The Monetary Authority of Singapore (MAS) has moved the Payment Services Bill for its first reading in Parliament, in a bid to regulate all payment services within a single legislation.
The new bill, which considers new developments in the payment sector and the subsequent risks, will replace the Payment Systems (Oversight) Act and the Money-Changing and Remittance Businesses Act.
It empowers MAS to regulate seven payment services, including cryptocurrencies.
The bill aims to address money-laundering and terrorism financing, cyber risks, loss of funds due to insolvency, and limitations to interoperability.
It includes two parallel regulatory frameworks, one a designation regime that will support regulation of systemically important payment systems. Another is a licensing regime that will deal with retail payment services.
The bill recognises three classes of licences- money-changing licensee, standard payment institution, and major payment institution.

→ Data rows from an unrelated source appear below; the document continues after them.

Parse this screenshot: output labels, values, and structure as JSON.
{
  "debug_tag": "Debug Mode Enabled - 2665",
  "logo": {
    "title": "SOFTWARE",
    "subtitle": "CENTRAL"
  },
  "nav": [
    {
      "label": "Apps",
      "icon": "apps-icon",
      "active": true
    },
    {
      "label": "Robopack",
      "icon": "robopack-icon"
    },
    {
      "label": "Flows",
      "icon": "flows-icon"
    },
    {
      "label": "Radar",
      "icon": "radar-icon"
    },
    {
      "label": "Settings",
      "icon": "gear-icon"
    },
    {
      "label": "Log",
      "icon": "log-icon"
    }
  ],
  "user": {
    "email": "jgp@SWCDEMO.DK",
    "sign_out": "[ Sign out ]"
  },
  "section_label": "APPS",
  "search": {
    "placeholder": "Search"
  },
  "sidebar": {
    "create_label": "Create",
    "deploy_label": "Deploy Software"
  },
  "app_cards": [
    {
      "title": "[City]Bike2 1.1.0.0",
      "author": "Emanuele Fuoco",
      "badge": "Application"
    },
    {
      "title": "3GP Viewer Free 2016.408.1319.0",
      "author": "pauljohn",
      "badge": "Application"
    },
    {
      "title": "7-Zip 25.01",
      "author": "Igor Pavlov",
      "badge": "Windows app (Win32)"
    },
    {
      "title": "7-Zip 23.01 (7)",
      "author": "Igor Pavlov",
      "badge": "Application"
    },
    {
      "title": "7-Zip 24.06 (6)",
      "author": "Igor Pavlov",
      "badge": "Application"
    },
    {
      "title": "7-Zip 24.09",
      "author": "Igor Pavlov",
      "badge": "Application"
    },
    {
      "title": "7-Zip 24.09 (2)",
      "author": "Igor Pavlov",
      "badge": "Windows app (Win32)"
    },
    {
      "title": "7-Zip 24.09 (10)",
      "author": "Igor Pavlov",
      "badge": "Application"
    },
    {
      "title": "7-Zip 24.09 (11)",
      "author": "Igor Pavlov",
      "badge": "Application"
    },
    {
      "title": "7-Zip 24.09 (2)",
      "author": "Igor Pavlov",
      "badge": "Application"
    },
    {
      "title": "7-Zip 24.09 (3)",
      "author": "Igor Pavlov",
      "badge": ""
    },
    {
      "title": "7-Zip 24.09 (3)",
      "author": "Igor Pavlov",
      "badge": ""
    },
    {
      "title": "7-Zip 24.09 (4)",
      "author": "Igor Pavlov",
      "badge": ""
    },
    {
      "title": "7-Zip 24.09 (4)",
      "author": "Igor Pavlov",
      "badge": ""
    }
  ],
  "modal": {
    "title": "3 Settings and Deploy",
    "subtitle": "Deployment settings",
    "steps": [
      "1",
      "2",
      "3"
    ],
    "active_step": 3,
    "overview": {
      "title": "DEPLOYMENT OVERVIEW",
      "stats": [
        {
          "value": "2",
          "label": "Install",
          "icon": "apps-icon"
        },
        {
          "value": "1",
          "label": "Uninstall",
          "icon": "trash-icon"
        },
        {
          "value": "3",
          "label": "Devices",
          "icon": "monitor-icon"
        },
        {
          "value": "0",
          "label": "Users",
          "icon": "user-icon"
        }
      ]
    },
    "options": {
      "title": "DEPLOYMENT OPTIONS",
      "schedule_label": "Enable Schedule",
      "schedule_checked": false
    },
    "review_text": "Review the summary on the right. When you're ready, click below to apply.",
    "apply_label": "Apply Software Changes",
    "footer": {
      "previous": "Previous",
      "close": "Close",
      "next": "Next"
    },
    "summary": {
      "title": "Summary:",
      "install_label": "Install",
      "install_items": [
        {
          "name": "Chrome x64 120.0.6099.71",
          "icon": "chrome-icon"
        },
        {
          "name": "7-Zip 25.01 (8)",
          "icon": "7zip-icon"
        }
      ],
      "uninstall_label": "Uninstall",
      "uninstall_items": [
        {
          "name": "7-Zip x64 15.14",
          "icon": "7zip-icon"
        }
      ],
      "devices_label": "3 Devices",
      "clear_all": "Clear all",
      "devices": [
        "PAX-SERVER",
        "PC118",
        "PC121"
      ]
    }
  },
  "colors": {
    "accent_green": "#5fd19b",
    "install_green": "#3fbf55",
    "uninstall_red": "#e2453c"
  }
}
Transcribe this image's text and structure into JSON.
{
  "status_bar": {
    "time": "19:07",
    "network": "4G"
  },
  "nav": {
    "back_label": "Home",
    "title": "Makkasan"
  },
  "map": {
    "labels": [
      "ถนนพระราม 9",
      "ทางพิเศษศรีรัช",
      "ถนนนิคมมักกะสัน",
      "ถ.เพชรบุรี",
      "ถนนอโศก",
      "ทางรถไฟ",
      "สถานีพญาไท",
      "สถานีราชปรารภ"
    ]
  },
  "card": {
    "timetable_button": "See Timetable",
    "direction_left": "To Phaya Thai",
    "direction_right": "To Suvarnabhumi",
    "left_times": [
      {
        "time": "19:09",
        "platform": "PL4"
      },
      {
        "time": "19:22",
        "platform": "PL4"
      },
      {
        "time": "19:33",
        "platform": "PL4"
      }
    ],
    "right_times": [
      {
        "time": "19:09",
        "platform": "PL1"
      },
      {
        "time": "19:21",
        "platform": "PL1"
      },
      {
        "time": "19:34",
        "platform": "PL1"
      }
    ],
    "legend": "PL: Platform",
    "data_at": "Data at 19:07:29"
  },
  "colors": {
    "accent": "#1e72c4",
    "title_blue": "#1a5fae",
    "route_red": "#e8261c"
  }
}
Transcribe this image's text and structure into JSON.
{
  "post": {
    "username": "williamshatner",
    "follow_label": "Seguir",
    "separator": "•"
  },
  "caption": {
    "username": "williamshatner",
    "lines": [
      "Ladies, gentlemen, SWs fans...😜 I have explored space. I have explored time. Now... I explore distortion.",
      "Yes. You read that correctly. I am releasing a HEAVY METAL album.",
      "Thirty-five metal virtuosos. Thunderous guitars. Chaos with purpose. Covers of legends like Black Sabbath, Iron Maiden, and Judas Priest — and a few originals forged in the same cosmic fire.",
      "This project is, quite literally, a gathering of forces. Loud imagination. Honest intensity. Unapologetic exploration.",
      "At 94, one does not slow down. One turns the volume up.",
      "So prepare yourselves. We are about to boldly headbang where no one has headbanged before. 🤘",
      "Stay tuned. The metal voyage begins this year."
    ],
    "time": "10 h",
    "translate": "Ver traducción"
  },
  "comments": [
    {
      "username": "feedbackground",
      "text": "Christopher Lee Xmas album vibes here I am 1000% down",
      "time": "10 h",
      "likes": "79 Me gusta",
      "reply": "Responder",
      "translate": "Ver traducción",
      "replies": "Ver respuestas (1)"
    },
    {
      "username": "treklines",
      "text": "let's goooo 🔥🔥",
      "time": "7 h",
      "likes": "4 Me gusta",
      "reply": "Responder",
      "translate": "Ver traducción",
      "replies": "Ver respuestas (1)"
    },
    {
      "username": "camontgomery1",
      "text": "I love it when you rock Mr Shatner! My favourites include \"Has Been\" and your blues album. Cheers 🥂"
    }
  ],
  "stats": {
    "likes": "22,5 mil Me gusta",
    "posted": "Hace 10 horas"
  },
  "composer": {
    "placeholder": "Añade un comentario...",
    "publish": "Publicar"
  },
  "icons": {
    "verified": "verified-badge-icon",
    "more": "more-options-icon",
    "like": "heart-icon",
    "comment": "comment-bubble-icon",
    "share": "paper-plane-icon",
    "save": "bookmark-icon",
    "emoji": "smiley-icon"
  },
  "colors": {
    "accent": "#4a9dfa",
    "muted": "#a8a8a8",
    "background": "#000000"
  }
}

Money-changing licensees will be allowed to conduct only money-changing services, while standard payment institutions will be allowed to carry out any combination of regulated activities that are below specified thresholds.
Major payment institutions will be allowed to carry out payment services above specified thresholds.
In order to segregate payment services licensees from deposit-taking institutions, the bill bars
e-money issuers from lending any customer money.
Moreover, MAS will have general powers over all regulated entities. These include powers to launch probe and emergency powers.